Di particolare interesse, il rinvenimento, durante i restauri, di un volto di Cristo di particolare valore artistico, in quanto somigliante a quello dipinto su una trave del soffitto della sala magna dello Steri.


All’interno dell’ex chiesa è custodito il dipinto del 1974 di Renato Guttuso La Vucciria.

 

Link:
http://musei.unipa.it/s_antonio.html

https://it.m.wikipedia.org/wiki/Palazzo_Chiaramonte-Steri#Chiesa_di_Sant’Antonio_Abate_alla_Dogana

https://www.lasiciliainrete.it/directory-tangibili/listing/cappella-di-s-antonio-abate/

BISAQUINO (PA). Chiesa di Sant’Antonio abate

Via Sant’Antonio, 3
https://goo.gl/maps/hmpdV5mtxzN1tXwc7

 

La chiesa fu costruita nel 1550, dalla visita pastorale del Card. Ludovico Torres del 1574, si apprende che prima di tale data fu annesso alla chiesa un convento di Frati Minori abbandonato nel 1600.
Dopo un periodo di abbandono, la chiesa ridotta allora in stato cadente, nel 1639, venne affidata al sacerdote Don Francesco Bona, che la restaurò e ne incrementò il patrimonio.
Nel 1837 il sacerdote Girolamo Bona intervenne aggiungendo gli stucchi a rilievo all’interno della chiesa.
Il primo Novembre 1948 la chiesa fu eretta a parrocchia e poco dopo venne costruita la casa canonica di fianco.

L’esterno presenta ancora un prospetto a due piani dalle caratteristiche cinquecentesche anche se più volte rimaneggiato, con un unico ingresso e lesene laterali che ricordano una facciata di gusto rinascimentale.
Il campanile quadrato è aderente alla facciata, a destra.

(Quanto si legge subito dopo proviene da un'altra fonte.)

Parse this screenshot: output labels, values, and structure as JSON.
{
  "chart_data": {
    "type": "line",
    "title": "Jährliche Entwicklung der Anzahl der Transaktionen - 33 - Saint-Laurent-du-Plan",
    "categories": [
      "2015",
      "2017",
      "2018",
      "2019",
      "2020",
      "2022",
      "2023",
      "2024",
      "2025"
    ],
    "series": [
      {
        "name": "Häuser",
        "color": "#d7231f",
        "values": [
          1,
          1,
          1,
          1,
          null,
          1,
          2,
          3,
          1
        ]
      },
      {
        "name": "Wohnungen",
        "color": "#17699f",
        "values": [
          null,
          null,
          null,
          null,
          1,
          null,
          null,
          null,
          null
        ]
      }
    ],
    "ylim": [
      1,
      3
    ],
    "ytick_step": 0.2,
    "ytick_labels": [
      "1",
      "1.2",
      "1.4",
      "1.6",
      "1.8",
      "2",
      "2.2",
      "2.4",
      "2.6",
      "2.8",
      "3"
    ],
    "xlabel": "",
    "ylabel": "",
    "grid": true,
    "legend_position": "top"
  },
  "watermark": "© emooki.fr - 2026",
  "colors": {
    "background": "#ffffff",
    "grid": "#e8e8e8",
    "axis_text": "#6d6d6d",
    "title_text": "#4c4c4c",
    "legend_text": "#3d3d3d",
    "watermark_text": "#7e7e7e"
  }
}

L’interno riccamente decorato è ad aula unica e presenta sei cappelle laterali e altare maggiore in marmo, la volta è a botte cassettonata; la commistione di elementi decorativi dell’interno inducono a pensare ad una mano ottocentesca.

 

Link:
https://www.beweb.chiesacattolica.it/edificidiculto/edificio/71712/Bisacquino+%28PA%29+%7C+Chiesa+di+Sant%27Antonio+Abate

CONTESSA ENTELLINA (PA). Chiesa di Sant’Antonio abate

Borgo Piano Cavaliere.
https://goo.gl/maps/GDWK1odoPbNGyDbq9

 

La chiesa di S. Antonio abate, sita nel borgo rurale, fu costruita dopo il 1950 e aperta al culto nel 1990.
Edificata in conci di pietra, con un campaniletto a vela, la piccola chiesa è formata da una sola navata; è dotata di iconostasi ed afferisce alla parrocchia greca. Vi si celebra la messa saltuariamente.